Passé recomposé. Entretien avec Carlo Laurenzi.
Entretien
Le 12 décembre 2025, pour conclure en beauté les célébrations du centenaire Boulez à la Philharmonie de Paris, l’Ensemble intercontemporain assurera, en compagnie de l’Orchestre du Conservatoire de Paris, la recréation d’une œuvre de jeunesse de Pierre Boulez : Poésie pour pouvoir, d’après un singulier recueil d’Henri Michaux. Une œuvre qui n’avait plus été jouée depuis sa création en 1958. Retirée du catalogue par son créateur insatisfait, il n’en restait qu’une partition non finalisée et un enregistrement de piètre qualité. Il a donc fallu la restaurer presque entièrement, de la partition à l’électronique.
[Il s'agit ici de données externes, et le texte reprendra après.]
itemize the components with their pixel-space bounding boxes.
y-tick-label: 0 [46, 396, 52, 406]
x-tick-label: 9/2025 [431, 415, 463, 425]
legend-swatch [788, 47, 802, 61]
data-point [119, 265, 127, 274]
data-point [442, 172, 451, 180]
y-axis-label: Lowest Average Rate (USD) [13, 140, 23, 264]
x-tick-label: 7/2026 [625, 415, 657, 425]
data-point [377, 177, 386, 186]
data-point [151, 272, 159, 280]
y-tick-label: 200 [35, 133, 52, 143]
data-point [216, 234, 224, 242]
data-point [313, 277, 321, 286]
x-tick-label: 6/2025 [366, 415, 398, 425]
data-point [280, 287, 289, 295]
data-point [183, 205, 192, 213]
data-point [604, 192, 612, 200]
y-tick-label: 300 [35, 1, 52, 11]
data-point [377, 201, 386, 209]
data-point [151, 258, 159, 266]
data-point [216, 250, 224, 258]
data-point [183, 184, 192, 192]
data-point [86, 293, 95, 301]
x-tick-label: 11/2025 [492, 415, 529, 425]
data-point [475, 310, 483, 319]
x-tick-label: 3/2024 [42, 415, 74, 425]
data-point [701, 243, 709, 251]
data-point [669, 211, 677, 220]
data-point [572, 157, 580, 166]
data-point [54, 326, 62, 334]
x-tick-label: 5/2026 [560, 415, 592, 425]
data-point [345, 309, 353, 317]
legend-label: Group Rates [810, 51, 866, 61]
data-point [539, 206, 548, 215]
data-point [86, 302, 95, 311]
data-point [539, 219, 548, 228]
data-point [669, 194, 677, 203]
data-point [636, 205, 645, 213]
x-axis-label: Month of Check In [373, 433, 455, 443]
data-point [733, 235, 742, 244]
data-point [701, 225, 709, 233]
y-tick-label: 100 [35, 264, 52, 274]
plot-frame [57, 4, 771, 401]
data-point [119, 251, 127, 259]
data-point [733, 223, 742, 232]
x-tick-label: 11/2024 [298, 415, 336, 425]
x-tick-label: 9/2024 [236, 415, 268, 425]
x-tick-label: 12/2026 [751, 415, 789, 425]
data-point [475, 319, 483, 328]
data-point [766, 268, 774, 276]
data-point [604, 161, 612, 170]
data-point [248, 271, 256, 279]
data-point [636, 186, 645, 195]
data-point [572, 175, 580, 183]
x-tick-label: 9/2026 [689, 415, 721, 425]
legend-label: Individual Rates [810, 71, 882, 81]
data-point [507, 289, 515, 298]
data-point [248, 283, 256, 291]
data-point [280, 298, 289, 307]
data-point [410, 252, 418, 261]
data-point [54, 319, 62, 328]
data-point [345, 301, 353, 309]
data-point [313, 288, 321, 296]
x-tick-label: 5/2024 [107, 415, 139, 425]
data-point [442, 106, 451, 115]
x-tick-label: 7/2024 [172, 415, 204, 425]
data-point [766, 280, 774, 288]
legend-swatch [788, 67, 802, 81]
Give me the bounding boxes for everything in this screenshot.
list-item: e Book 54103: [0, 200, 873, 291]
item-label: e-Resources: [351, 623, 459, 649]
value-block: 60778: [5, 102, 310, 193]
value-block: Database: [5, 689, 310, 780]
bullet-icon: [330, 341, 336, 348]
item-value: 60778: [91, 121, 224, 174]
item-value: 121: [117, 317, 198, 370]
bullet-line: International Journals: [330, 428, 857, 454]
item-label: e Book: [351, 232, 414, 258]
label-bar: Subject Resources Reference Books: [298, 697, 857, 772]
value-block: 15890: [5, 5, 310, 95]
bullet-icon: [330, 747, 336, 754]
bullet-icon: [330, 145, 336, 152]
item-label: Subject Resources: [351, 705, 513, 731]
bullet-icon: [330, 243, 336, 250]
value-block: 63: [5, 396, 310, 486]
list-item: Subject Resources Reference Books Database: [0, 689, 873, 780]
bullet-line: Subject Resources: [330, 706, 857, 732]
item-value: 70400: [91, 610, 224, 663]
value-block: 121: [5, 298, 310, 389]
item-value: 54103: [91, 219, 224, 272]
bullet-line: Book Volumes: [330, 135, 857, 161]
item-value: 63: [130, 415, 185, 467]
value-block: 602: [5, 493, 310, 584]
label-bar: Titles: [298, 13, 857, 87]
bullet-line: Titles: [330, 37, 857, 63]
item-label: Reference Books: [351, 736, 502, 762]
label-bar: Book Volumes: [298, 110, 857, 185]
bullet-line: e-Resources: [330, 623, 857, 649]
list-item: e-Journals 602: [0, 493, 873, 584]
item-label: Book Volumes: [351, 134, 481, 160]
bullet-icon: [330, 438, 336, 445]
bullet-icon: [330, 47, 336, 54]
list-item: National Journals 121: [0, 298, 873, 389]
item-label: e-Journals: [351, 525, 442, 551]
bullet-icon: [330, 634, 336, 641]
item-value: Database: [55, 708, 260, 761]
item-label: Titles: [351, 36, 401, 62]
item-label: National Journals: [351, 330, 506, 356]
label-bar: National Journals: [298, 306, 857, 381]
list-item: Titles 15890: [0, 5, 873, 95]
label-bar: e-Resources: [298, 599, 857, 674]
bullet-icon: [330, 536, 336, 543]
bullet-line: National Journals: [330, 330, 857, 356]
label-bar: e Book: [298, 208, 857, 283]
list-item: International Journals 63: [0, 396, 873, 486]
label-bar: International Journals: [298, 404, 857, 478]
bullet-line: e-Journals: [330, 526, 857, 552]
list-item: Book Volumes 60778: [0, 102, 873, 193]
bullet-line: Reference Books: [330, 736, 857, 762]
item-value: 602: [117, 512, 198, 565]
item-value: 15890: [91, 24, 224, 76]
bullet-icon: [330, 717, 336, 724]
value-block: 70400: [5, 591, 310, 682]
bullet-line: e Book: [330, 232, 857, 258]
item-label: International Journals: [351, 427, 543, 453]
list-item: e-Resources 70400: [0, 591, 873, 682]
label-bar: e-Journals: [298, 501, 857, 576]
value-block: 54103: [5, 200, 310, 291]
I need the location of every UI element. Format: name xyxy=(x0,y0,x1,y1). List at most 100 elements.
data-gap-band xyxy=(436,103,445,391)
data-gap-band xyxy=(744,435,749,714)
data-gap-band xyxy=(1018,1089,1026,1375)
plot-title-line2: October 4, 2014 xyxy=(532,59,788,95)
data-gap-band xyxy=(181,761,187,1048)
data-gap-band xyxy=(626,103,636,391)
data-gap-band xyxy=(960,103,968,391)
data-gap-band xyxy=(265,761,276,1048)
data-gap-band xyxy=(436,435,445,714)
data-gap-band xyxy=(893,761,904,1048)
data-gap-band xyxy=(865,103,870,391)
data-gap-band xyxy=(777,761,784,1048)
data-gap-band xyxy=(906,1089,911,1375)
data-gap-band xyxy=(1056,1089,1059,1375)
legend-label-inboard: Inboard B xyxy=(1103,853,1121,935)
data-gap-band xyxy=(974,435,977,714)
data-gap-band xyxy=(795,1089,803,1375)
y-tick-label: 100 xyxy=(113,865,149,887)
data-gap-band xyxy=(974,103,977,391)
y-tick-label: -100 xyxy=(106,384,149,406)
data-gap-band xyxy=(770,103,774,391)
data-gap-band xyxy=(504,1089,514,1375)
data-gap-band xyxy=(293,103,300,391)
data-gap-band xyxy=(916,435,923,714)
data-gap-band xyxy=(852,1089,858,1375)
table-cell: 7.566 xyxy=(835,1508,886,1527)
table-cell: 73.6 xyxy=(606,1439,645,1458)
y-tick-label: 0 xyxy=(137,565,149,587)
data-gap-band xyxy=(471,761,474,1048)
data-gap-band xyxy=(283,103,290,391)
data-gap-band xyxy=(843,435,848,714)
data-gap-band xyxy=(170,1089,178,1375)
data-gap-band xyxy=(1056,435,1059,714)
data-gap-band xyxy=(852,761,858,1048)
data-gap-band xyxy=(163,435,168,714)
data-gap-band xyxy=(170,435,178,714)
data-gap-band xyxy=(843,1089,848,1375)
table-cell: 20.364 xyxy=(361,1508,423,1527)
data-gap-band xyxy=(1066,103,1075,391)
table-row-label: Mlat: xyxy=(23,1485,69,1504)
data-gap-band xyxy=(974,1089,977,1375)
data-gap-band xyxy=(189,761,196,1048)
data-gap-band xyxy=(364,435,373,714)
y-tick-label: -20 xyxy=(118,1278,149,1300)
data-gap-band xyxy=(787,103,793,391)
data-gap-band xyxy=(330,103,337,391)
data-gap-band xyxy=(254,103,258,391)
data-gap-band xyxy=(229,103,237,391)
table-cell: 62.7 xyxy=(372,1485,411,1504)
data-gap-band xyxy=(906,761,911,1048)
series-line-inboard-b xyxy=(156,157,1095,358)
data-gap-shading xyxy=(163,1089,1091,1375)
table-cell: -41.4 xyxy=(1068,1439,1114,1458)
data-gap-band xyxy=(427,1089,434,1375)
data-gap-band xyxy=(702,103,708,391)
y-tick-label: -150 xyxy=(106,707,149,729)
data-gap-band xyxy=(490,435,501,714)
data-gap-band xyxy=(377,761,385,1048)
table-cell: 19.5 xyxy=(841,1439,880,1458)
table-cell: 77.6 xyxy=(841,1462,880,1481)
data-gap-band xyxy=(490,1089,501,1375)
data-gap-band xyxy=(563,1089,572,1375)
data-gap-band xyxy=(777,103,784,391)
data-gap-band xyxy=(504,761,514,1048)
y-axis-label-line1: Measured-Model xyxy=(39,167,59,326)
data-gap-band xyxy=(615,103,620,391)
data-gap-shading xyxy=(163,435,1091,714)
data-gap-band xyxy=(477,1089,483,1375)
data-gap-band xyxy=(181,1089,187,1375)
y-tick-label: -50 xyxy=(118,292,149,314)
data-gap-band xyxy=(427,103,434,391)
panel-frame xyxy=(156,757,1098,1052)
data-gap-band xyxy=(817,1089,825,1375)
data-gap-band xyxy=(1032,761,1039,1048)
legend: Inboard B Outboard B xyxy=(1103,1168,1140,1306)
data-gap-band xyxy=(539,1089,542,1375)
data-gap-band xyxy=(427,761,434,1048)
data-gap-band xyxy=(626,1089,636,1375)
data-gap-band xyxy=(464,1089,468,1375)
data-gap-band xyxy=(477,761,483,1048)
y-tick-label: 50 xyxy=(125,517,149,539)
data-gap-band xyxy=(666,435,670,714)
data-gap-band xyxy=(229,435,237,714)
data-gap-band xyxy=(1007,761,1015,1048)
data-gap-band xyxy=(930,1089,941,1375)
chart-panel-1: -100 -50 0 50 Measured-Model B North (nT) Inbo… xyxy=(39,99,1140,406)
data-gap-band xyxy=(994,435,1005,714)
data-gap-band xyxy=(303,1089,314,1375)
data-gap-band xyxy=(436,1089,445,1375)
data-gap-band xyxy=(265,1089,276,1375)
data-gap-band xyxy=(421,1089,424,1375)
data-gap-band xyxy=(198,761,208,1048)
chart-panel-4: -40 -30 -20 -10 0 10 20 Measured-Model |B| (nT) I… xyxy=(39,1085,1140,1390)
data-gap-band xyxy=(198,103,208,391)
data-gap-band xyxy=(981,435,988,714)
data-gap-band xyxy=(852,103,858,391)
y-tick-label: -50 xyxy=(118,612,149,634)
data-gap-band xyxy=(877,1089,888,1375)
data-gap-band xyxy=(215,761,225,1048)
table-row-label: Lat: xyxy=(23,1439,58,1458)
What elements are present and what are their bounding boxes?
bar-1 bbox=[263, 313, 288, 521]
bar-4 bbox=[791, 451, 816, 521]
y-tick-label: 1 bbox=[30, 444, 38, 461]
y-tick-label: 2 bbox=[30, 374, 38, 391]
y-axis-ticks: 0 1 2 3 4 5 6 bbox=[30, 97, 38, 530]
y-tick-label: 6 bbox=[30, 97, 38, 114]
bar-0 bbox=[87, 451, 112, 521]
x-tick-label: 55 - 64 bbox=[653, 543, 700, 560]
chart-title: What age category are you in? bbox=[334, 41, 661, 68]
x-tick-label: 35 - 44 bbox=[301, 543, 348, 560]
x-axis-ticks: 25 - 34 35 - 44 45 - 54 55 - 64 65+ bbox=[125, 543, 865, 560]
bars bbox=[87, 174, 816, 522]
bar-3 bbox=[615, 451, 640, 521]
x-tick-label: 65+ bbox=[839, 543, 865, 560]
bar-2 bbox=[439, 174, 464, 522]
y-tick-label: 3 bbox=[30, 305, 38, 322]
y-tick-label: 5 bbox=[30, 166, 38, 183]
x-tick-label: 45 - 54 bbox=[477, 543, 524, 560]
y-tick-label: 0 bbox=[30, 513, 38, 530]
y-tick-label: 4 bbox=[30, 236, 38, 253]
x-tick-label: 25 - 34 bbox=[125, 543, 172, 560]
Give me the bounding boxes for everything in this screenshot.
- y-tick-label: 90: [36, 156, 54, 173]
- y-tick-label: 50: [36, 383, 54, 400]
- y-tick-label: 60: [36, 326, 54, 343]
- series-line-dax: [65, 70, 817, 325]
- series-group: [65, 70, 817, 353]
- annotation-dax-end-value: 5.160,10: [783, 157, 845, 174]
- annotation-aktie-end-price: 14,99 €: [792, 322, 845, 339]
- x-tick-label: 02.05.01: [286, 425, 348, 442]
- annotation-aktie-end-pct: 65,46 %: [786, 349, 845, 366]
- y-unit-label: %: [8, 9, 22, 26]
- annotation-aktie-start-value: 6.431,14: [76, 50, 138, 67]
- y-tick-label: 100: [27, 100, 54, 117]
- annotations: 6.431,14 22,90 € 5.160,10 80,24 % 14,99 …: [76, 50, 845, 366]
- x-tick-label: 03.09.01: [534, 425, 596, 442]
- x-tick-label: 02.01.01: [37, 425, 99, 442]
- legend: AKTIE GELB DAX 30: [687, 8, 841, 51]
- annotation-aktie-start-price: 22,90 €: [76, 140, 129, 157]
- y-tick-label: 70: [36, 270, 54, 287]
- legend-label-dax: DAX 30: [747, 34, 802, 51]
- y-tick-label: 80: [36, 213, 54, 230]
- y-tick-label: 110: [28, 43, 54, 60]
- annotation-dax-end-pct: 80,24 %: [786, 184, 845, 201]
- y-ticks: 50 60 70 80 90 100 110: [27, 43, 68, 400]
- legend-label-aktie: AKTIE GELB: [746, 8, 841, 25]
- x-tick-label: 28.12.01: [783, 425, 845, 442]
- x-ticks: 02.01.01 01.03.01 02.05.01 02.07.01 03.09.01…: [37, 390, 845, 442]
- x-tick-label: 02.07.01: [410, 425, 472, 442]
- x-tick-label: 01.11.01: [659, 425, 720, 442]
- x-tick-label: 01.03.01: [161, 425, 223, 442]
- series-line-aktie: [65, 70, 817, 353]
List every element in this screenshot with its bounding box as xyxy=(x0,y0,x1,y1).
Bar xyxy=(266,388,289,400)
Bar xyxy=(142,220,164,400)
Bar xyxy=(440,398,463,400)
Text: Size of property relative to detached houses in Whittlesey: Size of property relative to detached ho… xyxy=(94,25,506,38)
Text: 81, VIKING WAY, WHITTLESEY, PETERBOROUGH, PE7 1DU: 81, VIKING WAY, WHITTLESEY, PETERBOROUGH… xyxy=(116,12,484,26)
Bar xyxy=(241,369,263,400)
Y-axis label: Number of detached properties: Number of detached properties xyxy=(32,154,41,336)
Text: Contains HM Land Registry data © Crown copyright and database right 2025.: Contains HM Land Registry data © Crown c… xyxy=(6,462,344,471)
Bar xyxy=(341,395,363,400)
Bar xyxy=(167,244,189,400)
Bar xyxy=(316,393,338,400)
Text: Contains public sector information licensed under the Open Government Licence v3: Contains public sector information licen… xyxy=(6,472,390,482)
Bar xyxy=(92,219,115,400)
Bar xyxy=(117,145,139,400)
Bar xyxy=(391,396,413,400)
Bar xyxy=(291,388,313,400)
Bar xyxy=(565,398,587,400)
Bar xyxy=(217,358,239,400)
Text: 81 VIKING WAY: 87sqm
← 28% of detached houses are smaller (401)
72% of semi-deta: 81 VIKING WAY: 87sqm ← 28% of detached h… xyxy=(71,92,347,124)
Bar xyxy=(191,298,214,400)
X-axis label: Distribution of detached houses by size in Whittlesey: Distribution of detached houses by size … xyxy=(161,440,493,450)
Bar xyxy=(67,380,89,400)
Carlo Laurenzi, réalisateur en informatique musicale à l’Ircam, a été le principal artisan de ce chantier titanesque.
Carlo Laurenzi, d’où vient ce projet, un peu fou, de restaurer Poésie pour pouvoir ?
Le premier à l’avoir évoqué, dès 2019, est le compositeur allemand Wolfgang Rihm, conseiller artistique du Festival de Lucerne, en vue de l’édition 2021, pour que l’œuvre soit jouée en association avec les pièces d’un autre compositeur, Marco Stroppa. Ils se sont mis en quête de la bande sur laquelle avait été fixée la partie électronique. Ils l’ont beaucoup cherchée, mais ont dû se rendre à l’évidence : elle était introuvable. Mark Sattler, dramaturge du Festival, s’est alors adressé à Stroppa lui-même, pour lui demander s’il était possible de reconstituer l’électronique, à partir de l’enregistrement de la création. Comme je collabore avec Marco depuis plus de 15 ans, il m’en a parlé, et j’ai tout de suite saisi le défi historique, musical et technologique que cela représentait !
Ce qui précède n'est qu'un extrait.